★★★★☆

190 min | NR | October 18, 2023 | Mubi

A bank teller steals the exact sum he needs to never work again, then turns himself in to serve a short sentence while a nervous coworker hides the cash. Rodrigo Moreno stretches that scheme into a wandering anti-capitalist comedy about time, work, and the hours a job quietly steals from you. The robbery is the easy part, and freedom turns out to be the harder crime.

Morán works as a teller at a Buenos Aires bank where the days dissolve into the count of other people’s money. He runs the math on his own life. He needs the exact sum of his remaining salaries to never work again. So he takes it from the vault and hands it to a coworker named Román to hide. Rodrigo Moreno builds the film around a single proposition. A short prison sentence buys a long freedom, and the only real theft is the one the job commits against your time.

Daniel Elías plays Morán with the flat calm of a man who has already decided. He confesses to the crime with the same neutral face he uses to stamp deposit slips. Esteban Bigliardi plays Román as the opposite temperament, a careful man dragged into a scheme he never chose. Bigliardi lets the anxiety leak out in small gestures, the way Román checks doors and recounts the hidden bills. Margarita Molfino plays Norma, the woman both men meet in the hills of Córdoba, and she grounds the film’s second half in something unguarded. Germán de Silva plays Del Toro, the prison fixer who collects his cut, with a menace that never raises its voice.

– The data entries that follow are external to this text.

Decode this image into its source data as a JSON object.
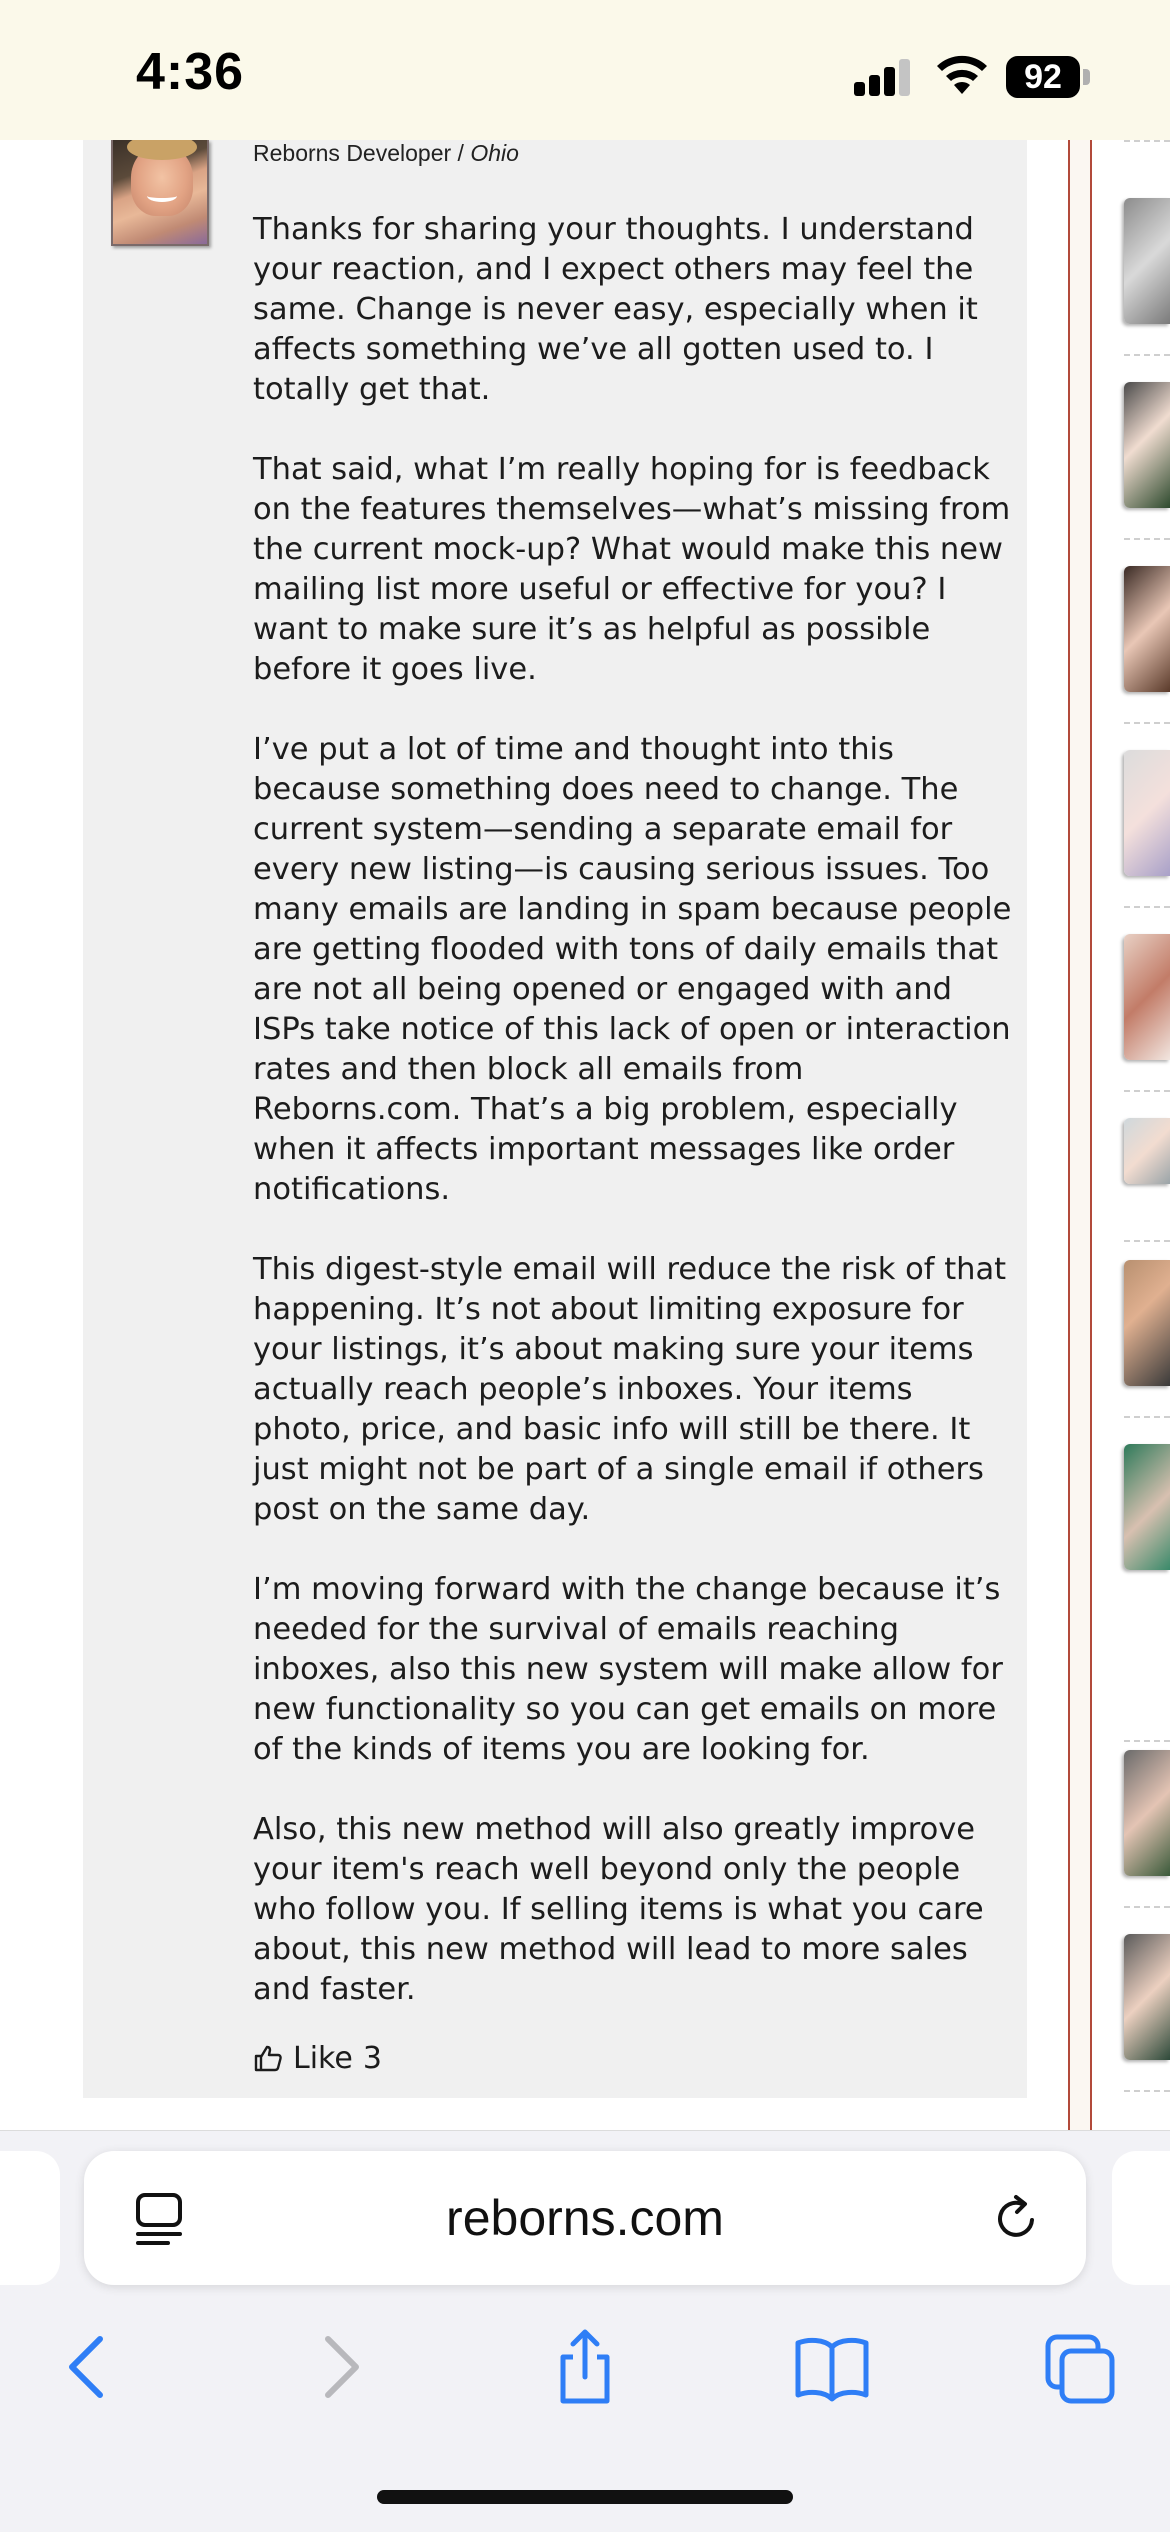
{
  "status_bar": {
    "time": "4:36",
    "battery": "92",
    "icons": [
      "signal-icon",
      "wifi-icon",
      "battery-icon"
    ]
  },
  "post": {
    "author_role": "Reborns Developer",
    "author_separator": " / ",
    "author_location": "Ohio",
    "paragraphs": [
      "Thanks for sharing your thoughts. I understand your reaction, and I expect others may feel the same. Change is never easy, especially when it affects something we’ve all gotten used to. I totally get that.",
      "That said, what I’m really hoping for is feedback on the features themselves—what’s missing from the current mock-up? What would make this new mailing list more useful or effective for you? I want to make sure it’s as helpful as possible before it goes live.",
      "I’ve put a lot of time and thought into this because something does need to change. The current system—sending a separate email for every new listing—is causing serious issues. Too many emails are landing in spam because people are getting flooded with tons of daily emails that are not all being opened or engaged with and ISPs take notice of this lack of open or interaction rates and then block all emails from Reborns.com. That’s a big problem, especially when it affects important messages like order notifications.",
      "This digest-style email will reduce the risk of that happening. It’s not about limiting exposure for your listings, it’s about making sure your items actually reach people’s inboxes. Your items photo, price, and basic info will still be there. It just might not be part of a single email if others post on the same day.",
      "I’m moving forward with the change because it’s needed for the survival of emails reaching inboxes, also this new system will make allow for new functionality so you can get emails on more of the kinds of items you are looking for.",
      "Also, this new method will also greatly improve your item's reach well beyond only the people who follow you. If selling items is what you care about, this new method will lead to more sales and faster."
    ],
    "like_label": "Like",
    "like_count": "3"
  },
  "browser": {
    "url": "reborns.com",
    "icons": [
      "reader-mode-icon",
      "reload-icon",
      "back-icon",
      "forward-icon",
      "share-icon",
      "bookmarks-icon",
      "tabs-icon"
    ],
    "accent_color": "#2f7ef6",
    "disabled_color": "#b8b8bc"
  },
  "colors": {
    "status_bar_bg": "#fbf9ea",
    "post_bg": "#f0f0f0",
    "frame_line": "#b24a3a"
  }
}
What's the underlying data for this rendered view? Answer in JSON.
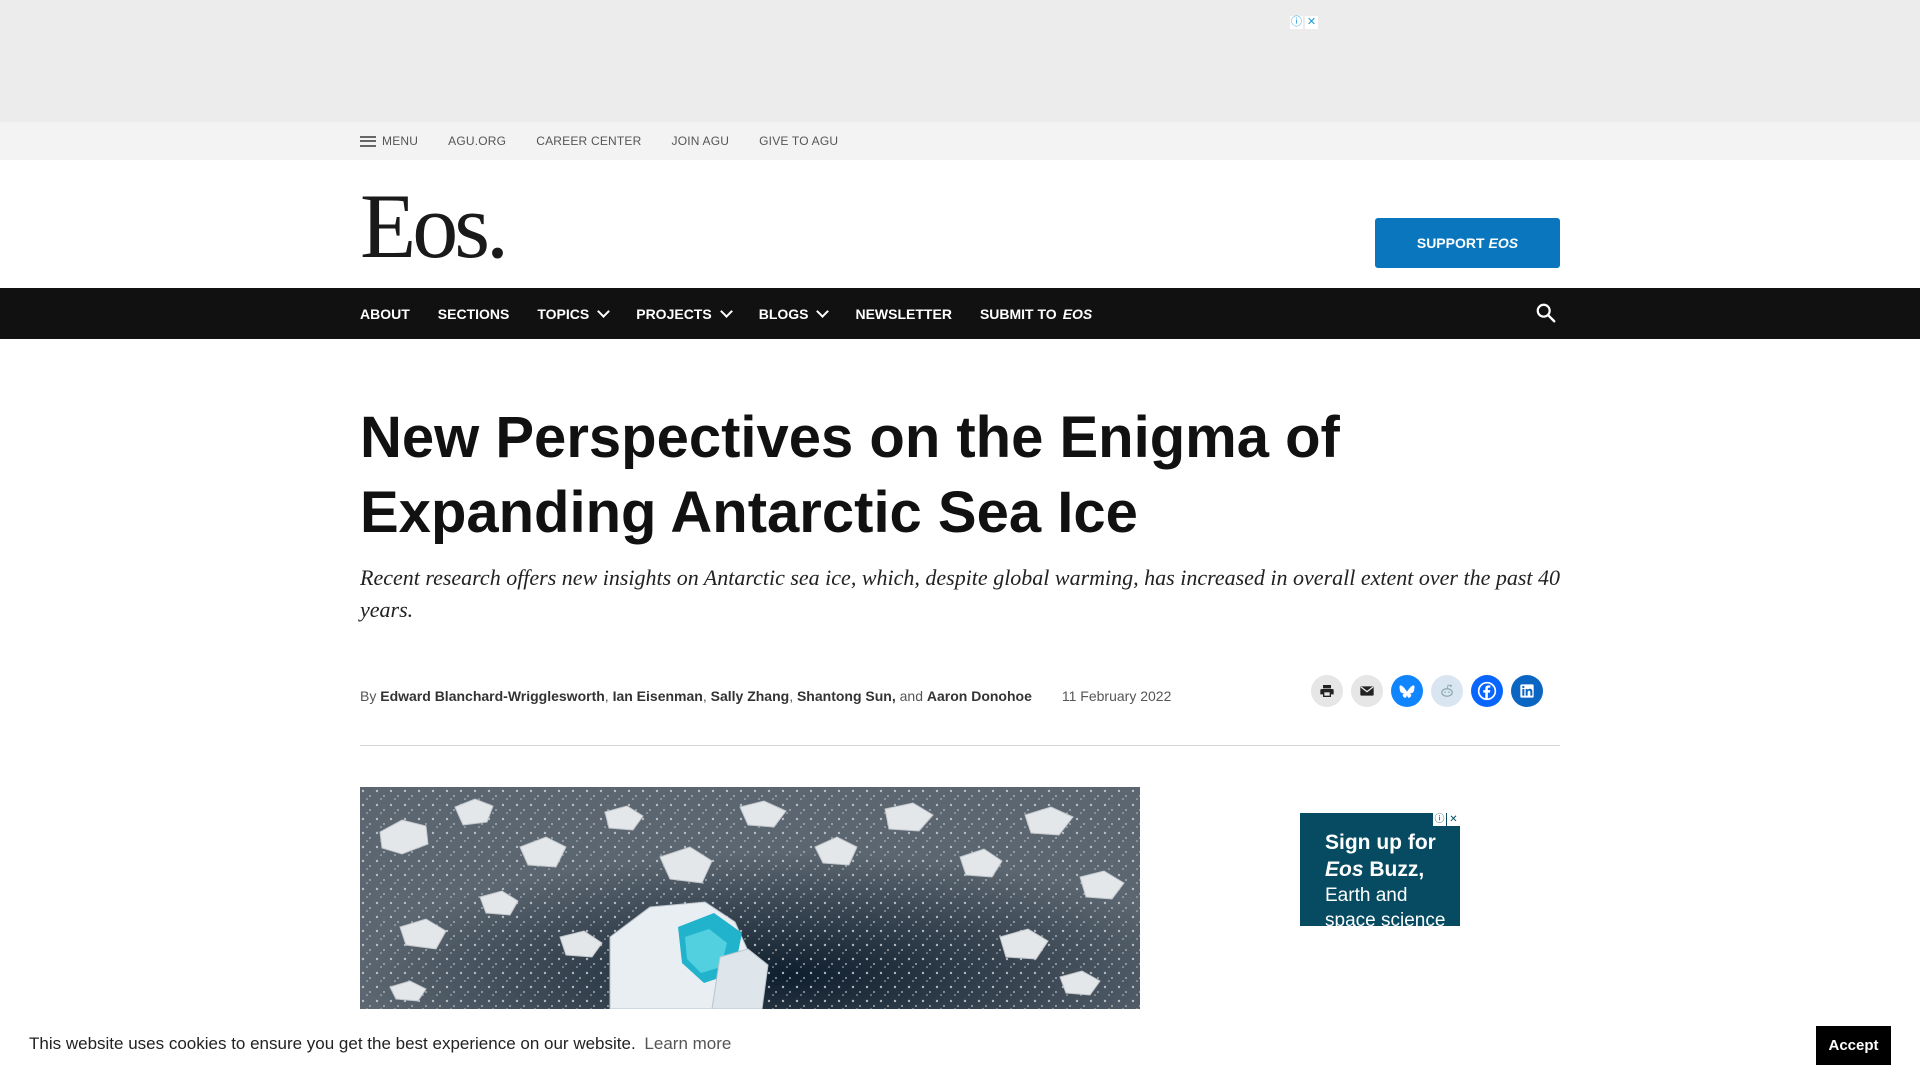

Moreno writes and directs the film as a set of rhymes. Morán and Román are anagrams of each other, and the film folds one man into the other across every cut. The editing builds these doublings into the structure, splicing Morán’s days inside prison against Román’s days at the office until the two lives blur. The cinematography trades the gray boxes of the bank for the green sierras of Córdoba and lets the camera wander as the men do. The sound design holds onto the small noises of labor, the stamps and the drawers and the fluorescent hum, then drops them for wind and water once the money sets the men loose. Moreno trusts the long take and the digression, and the film breathes at the pace of a man who has stopped watching the clock.

This is a heist film with no interest in the heist. The money is a premise. The real subject is what a person does with the hours a job would otherwise eat. Moreno lets the structure sprawl because the sprawl is the argument, that freedom feels like wandering and not like a plan. The film asks whether either man actually escapes or whether they only trade one cage for another. It declines to answer, and the refusal is the most honest thing about it.